Thursday, June 25, 2009

Nebraska Psychologists Reject Discriminatory Wording

We were talking about this the other day, and now the decision is in. A Catholic group in Nebraska wanted psychotherapists to be able to reject gay patients and not have to refer them. They were trying to get that written into the licensing law. It didn't work:
Wording that would let psychologists not treat or not refer patients because of a moral conflict -- opposing homosexuality, for example -- met with skepticism Wednesday from the state board of psychology.

After 90 minutes of debate, the board chose not to endorse a proposal put forth earlier by Jim Cunningham, director of the Nebraska Catholic Conference.

While Wednesday’s inaction may not be the final word on the issue, board member objections left little room for compromise.

Catholics did not propose the change in regulations in order to ignore patients’ needs, said the Rev. Christopher Kubat, director of Catholic Social Services for the Lincoln diocese. He added the proposal had been widely misconstrued.

If, for example, a homosexual client went to a Catholic therapist for help, Kubat told the board, it still would be improper for the therapist to deny treatment for depression or suicidal tendencies.

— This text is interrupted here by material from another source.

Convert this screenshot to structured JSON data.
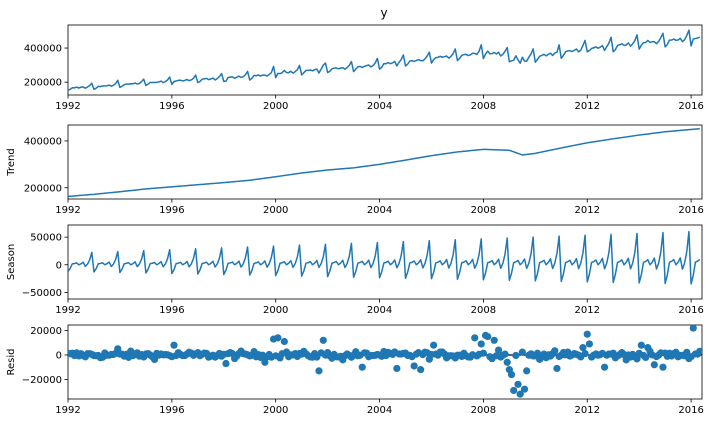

What the church seeks, Cunningham said, is to protect providers from complaints of discrimination should a psychologist refuse a request to, for example, make a person a more giving homosexual partner. Psychologists reject wording that would limit treatment, referrals

Well, it is discrimination, and somebody might complain. That's just the price you pay, seems fair enough to me. And anyway, do you think this ever happens, that somebody files a complaint because their shrink won't help them become a "more giving homosexual partner?"

2 Comments:

Anonymous Aunt Bea said...

The article Jim linked to also said...For at least 17 years, said psychologist John Curran, nobody in Nebraska has raised a complaint of this nature.

According to the American Psychology Association, no similar complaints have been raised in any other state, he said, nor has any state board adopted wording that would allow a psychologist to deny treatment or to not refer.

...Kubat replied that because something had not occurred did not mean it would not.


Oh boy, this sounds just like the fear tactic used by the showernuts when they tried to repeal MoCo's anti-discrimination bill's expansion to cover gender identity. Fortunately the state board denied this request. As Board Chairman David Carver pointed out, it would have opened the doors for a wide range of denials for vague reasons. It's good the state board remembered its main purpose was to protect patients and that this proposal was about protecting psychologists.

June 26, 2009 9:50 AM  
Anonymous Anonymous said...

"As Board Chairman David Carver pointed out, it would have opened the doors for a wide range of denials for vague reasons."

hmmm.... isn't this statement an example of a 'fear tactic"?